Blue Press Journal – In yet another troubling chapter of the Trump-era Justice Department’s record, lawyers representing Donald Trump’s DOJ are reportedly scrambling to block their own officials from testifying in a contempt of court inquiry. The case, which stems from Judge James Boasberg’s investigation into potential contempt in the original Alien Enemies Act litigation, has now reached the D.C. Circuit Court of Appeals — a sign of the high stakes involved.
The extraordinary lengths to which the Trump DOJ is going to shield its attorneys from questioning underscores a familiar pattern: obstruction, delay, and a disregard for judicial oversight. Rather than cooperating in a straightforward inquiry meant to uphold the rule of law, the department under Trump appears intent on keeping potentially damaging information from ever surfacing in court.
Such stonewalling corrodes public trust in government institutions. The judiciary’s contempt power exists precisely to hold officials to account when they defy lawful orders.

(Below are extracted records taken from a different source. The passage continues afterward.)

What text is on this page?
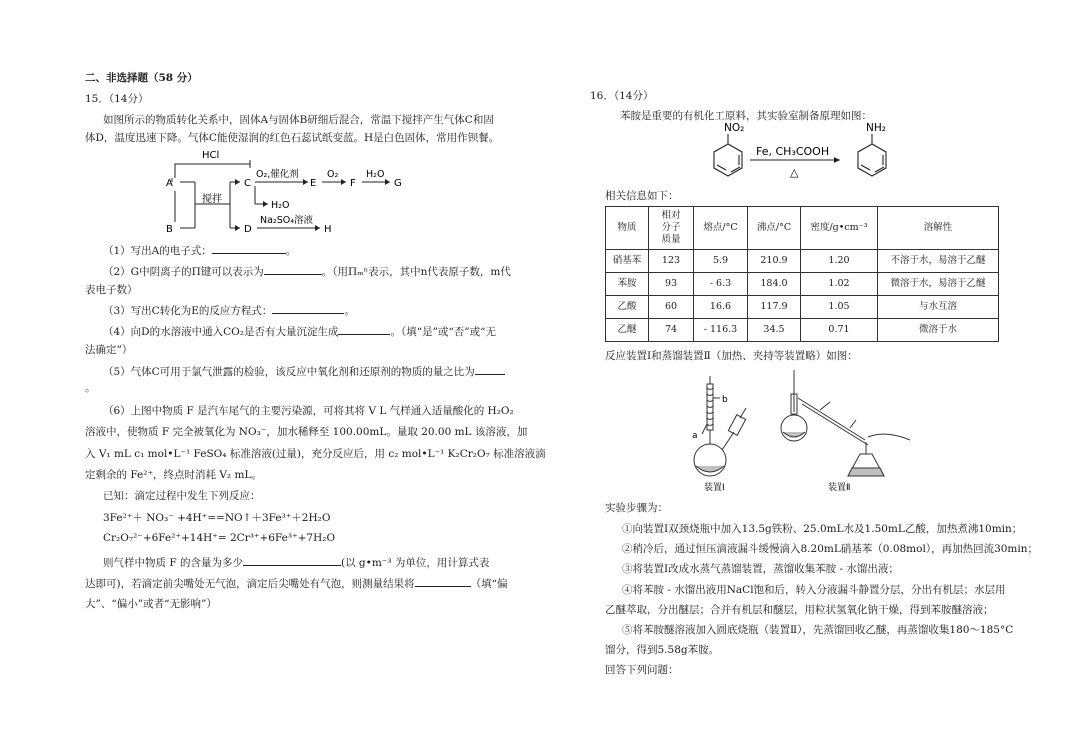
二、非选择题（58 分）
15．（14分）
如图所示的物质转化关系中，固体A与固体B研细后混合，常温下搅拌产生气体C和固
体D，温度迅速下降。气体C能使湿润的红色石蕊试纸变蓝。H是白色固体，常用作钡餐。
HCl
A
B
C
D
O₂,催化剂
E
O₂
F
H₂O
G
搅拌
H₂O
Na₂SO₄溶液
H
（1）写出A的电子式：	。
（2）G中阴离子的Π键可以表示为	。（用Πₘⁿ表示，其中n代表原子数，m代
表电子数）
（3）写出C转化为E的反应方程式：	。
（4）向D的水溶液中通入CO₂是否有大量沉淀生成	。（填“是”或“否”或“无
法确定”）
（5）气体C可用于氯气泄露的检验，该反应中氧化剂和还原剂的物质的量之比为
。
（6）上图中物质 F 是汽车尾气的主要污染源，可将其将 V L 气样通入适量酸化的 H₂O₂
溶液中，使物质 F 完全被氧化为 NO₃⁻，加水稀释至 100.00mL。量取 20.00 mL 该溶液，加
入 V₁ mL c₁ mol•L⁻¹ FeSO₄ 标准溶液(过量)，充分反应后，用 c₂ mol•L⁻¹ K₂Cr₂O₇ 标准溶液滴
定剩余的 Fe²⁺，终点时消耗 V₂ mL。
已知：滴定过程中发生下列反应：
3Fe²⁺＋ NO₃⁻ +4H⁺==NO↑＋3Fe³⁺＋2H₂O
Cr₂O₇²⁻+6Fe²⁺+14H⁺= 2Cr³⁺+6Fe³⁺+7H₂O
则气样中物质 F 的含量为多少	(以 g•m⁻³ 为单位，用计算式表
达即可)，若滴定前尖嘴处无气泡，滴定后尖嘴处有气泡，则测量结果将	（填“偏
大”、“偏小”或者“无影响”）
16．（14分）
苯胺是重要的有机化工原料，其实验室制备原理如图：
NO₂	NH₂
Fe, CH₃COOH
△
相关信息如下：
物质	相对分子质量	熔点/°C	沸点/°C	密度/g•cm⁻³	溶解性
硝基苯	123	5.9	210.9	1.20	不溶于水，易溶于乙醚
苯胺	93	- 6.3	184.0	1.02	微溶于水，易溶于乙醚
乙酸	60	16.6	117.9	1.05	与水互溶
乙醚	74	- 116.3	34.5	0.71	微溶于水
反应装置Ⅰ和蒸馏装置Ⅱ（加热、夹持等装置略）如图：
b
a
装置Ⅰ	装置Ⅱ
实验步骤为：
①向装置Ⅰ双颈烧瓶中加入13.5g铁粉、25.0mL水及1.50mL乙酸，加热煮沸10min；
②稍冷后，通过恒压滴液漏斗缓慢滴入8.20mL硝基苯（0.08mol），再加热回流30min；
③将装置Ⅰ改成水蒸气蒸馏装置，蒸馏收集苯胺 - 水馏出液；
④将苯胺 - 水馏出液用NaCl饱和后，转入分液漏斗静置分层，分出有机层；水层用
乙醚萃取，分出醚层；合并有机层和醚层，用粒状氢氧化钠干燥，得到苯胺醚溶液；
⑤将苯胺醚溶液加入圆底烧瓶（装置Ⅱ），先蒸馏回收乙醚，再蒸馏收集180～185°C
馏分，得到5.58g苯胺。
回答下列问题：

By fighting to muzzle its own lawyers, the Trump DOJ is sending a clear message — loyalty to the president and his political agenda takes precedence over adherence to the law.
This behavior is not an aberration, but part of a consistent ethos that defined the Trump administration: an executive branch unwilling to submit to checks and balances, willing to claim sweeping immunity, and quick to cry political persecution when pressed for transparency. That the issue here arises under the Alien Enemies Act case — a law with its own fraught history — only heightens the stakes for civil liberties and constitutional governance.
As the D.C. Circuit weighs the DOJ’s appeal, it faces a choice that will reverberate beyond this single case. Siding with secrecy would embolden future administrations to defy court oversight; insisting on testimony would reaffirm that no president, and no government lawyer, is above the law.